Vingt-cinq ans dans quelques jours.
Je devrais avoir 25 ans dans quelques jours.
À une seule condition. Il suffirait que je ne sois pas exécuté.
Que quelqu’un de sensé, et surtout quelqu’un d’influent, le
dise.
Leur dise à eux tous.
Ose leur dire, qu’on n’exécute pas un jeune homme de 24 ans qui
n’a jamais tué, ni même blessé grièvement qui que ce soit.
Qu’une simple peine de prison constituerait une sortie
honorable pour ceux qui se croient autorisés à me juger.
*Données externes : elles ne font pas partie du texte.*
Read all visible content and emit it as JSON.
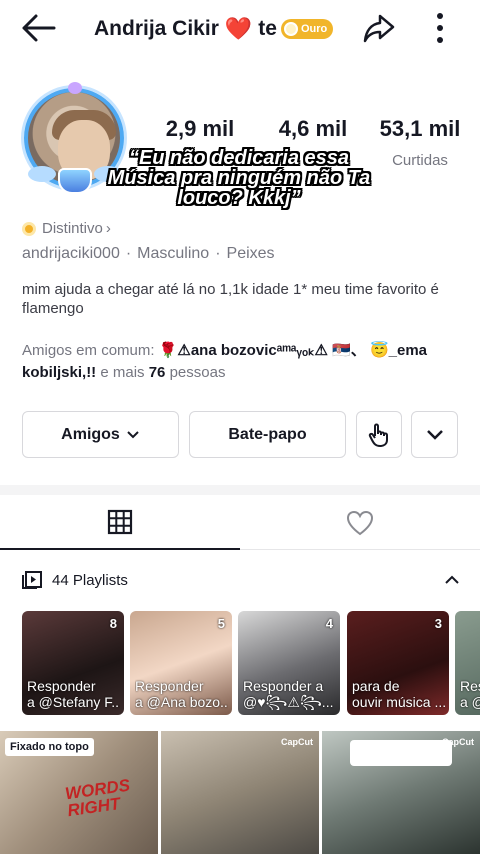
{
  "header": {
    "name": "Andrija Cikir",
    "heart": "❤️",
    "name_suffix": "te",
    "level_badge": "Ouro"
  },
  "stats": [
    {
      "value": "2,9 mil",
      "label": ""
    },
    {
      "value": "4,6 mil",
      "label": ""
    },
    {
      "value": "53,1 mil",
      "label": "Curtidas"
    }
  ],
  "overlay_text": "“Eu não dedicaria essa Música pra ninguém não Ta louco? Kkkj”",
  "profile": {
    "distintivo": "Distintivo",
    "username": "andrijaciki000",
    "gender": "Masculino",
    "sign": "Peixes",
    "bio": "mim ajuda a chegar até lá no 1,1k idade 1* meu time favorito é flamengo"
  },
  "friends": {
    "prefix": "Amigos em comum:",
    "friend1": "🌹⚠ana bozovicᵃᵐᵃᵧₒₖ⚠ 🇷🇸、",
    "friend2": "😇_ema kobiljski,!!",
    "middle": "e mais",
    "count": "76",
    "suffix": "pessoas"
  },
  "buttons": {
    "friends": "Amigos",
    "chat": "Bate-papo"
  },
  "playlists_header": "44 Playlists",
  "playlists": [
    {
      "count": "8",
      "caption1": "Responder",
      "caption2": "a @Stefany F..."
    },
    {
      "count": "5",
      "caption1": "Responder",
      "caption2": "a @Ana bozo..."
    },
    {
      "count": "4",
      "caption1": "Responder a",
      "caption2": "@♥꧂⚠꧂..."
    },
    {
      "count": "3",
      "caption1": "para de",
      "caption2": "ouvir música ..."
    },
    {
      "count": "",
      "caption1": "Res",
      "caption2": "a @"
    }
  ],
  "videos": [
    {
      "pinned_label": "Fixado no topo",
      "overlay": "WORDS RIGHT"
    },
    {
      "watermark": "CapCut"
    },
    {
      "watermark": "CapCut"
    }
  ],
  "colors": {
    "heart": "#e21b2c",
    "badge": "#f1b52a",
    "text": "#161823",
    "muted": "#757680"
  }
}
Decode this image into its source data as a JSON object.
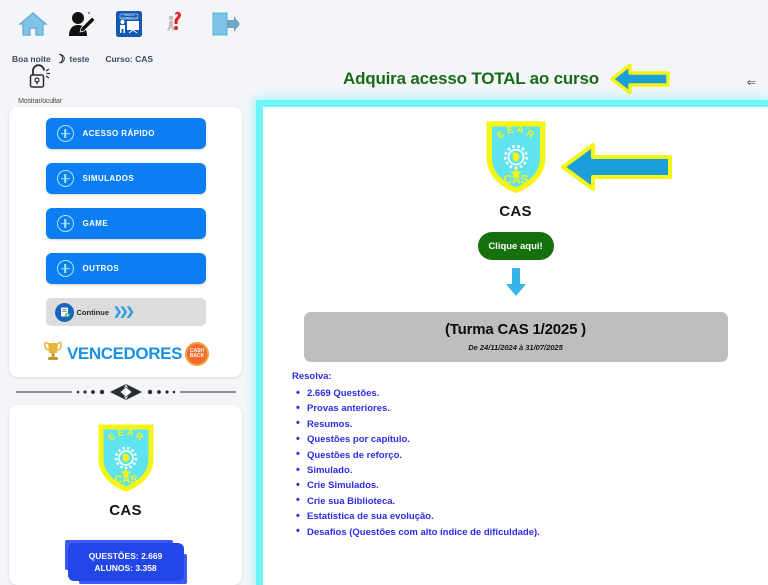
{
  "topbar": {
    "icons": [
      {
        "name": "home-icon",
        "label": "Início"
      },
      {
        "name": "user-edit-icon",
        "label": "Editar perfil"
      },
      {
        "name": "courses-training-icon",
        "label": "Cursos e Treinamentos"
      },
      {
        "name": "help-question-icon",
        "label": "Ajuda"
      },
      {
        "name": "logout-icon",
        "label": "Sair"
      }
    ]
  },
  "greeting": {
    "salutation": "Boa noite",
    "moon_glyph": "☽",
    "username": "teste",
    "course_label": "Curso: CAS"
  },
  "lock_toggle": {
    "icon": "open-padlock-icon",
    "label": "Mostrar/ocultar"
  },
  "sidebar": {
    "menu_items": [
      {
        "label": "ACESSO RÁPIDO"
      },
      {
        "label": "SIMULADOS"
      },
      {
        "label": "GAME"
      },
      {
        "label": "OUTROS"
      }
    ],
    "continue": {
      "label": "Continue",
      "chevrons": "❯❯❯"
    },
    "vencedores": {
      "label": "VENCEDORES",
      "trophy_icon": "trophy-icon",
      "cashback_line1": "CASH",
      "cashback_line2": "BACK"
    },
    "ornament": "••••✦✧✦••••"
  },
  "course_card": {
    "shield": {
      "top_text": "EEAR",
      "bottom_text": "CAS",
      "fill_color": "#5fe3ee",
      "border_color": "#f5f513"
    },
    "name": "CAS",
    "stats": {
      "questions": "QUESTÕES: 2.669",
      "students": "ALUNOS: 3.358"
    }
  },
  "promo": {
    "headline": "Adquira acesso TOTAL ao curso",
    "headline_color": "#176b18",
    "arrow_fill": "#1b9ed9",
    "arrow_stroke": "#f5f513",
    "collapse_glyph": "⇐"
  },
  "main": {
    "shield": {
      "top_text": "EEAR",
      "bottom_text": "CAS"
    },
    "course_label": "CAS",
    "cta_button": "Clique aqui!",
    "cta_color": "#15700e",
    "down_arrow_color": "#36b6e8",
    "turma": {
      "title": "(Turma CAS 1/2025 )",
      "period": "De 24/11/2024 à 31/07/2025"
    },
    "resolva_label": "Resolva:",
    "features": [
      "2.669 Questões.",
      "Provas anteriores.",
      "Resumos.",
      "Questões por capítulo.",
      "Questões de reforço.",
      "Simulado.",
      "Crie Simulados.",
      "Crie sua Biblioteca.",
      "Estatística de sua evolução.",
      "Desafios (Questões com alto índice de dificuldade)."
    ],
    "text_color": "#2b2be8"
  }
}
Qui osera prononcer ces mots ?
Personne.
Qui osera dire que ne suis pas né pour être guillotiné à 24
ans.
Personne.
Personne pour rappeler à quel point vingt-quatre ans, cela
passe vite.
Je n’ai pas vu le temps passer.
Il n’y a pas si longtemps j’étais encore un enfant. Plein de
fantaisie.
Je faisais rire mes trois petites nièces lorsque Annie, ma demi-sœur, m’en
confiait la garde.
Quelques années plus tard - il n’y a que dix ans - je
travaillais comme apprenti maçon tout en suivant les cours du soir.
De fait, j’étais à la charge d’Annie depuis le décès de ma
mère. Il fallait bien que je gagne ma vie pour l’aider.
Jusqu’à ces deux accidents qui ont mis fin à mon apprentissage.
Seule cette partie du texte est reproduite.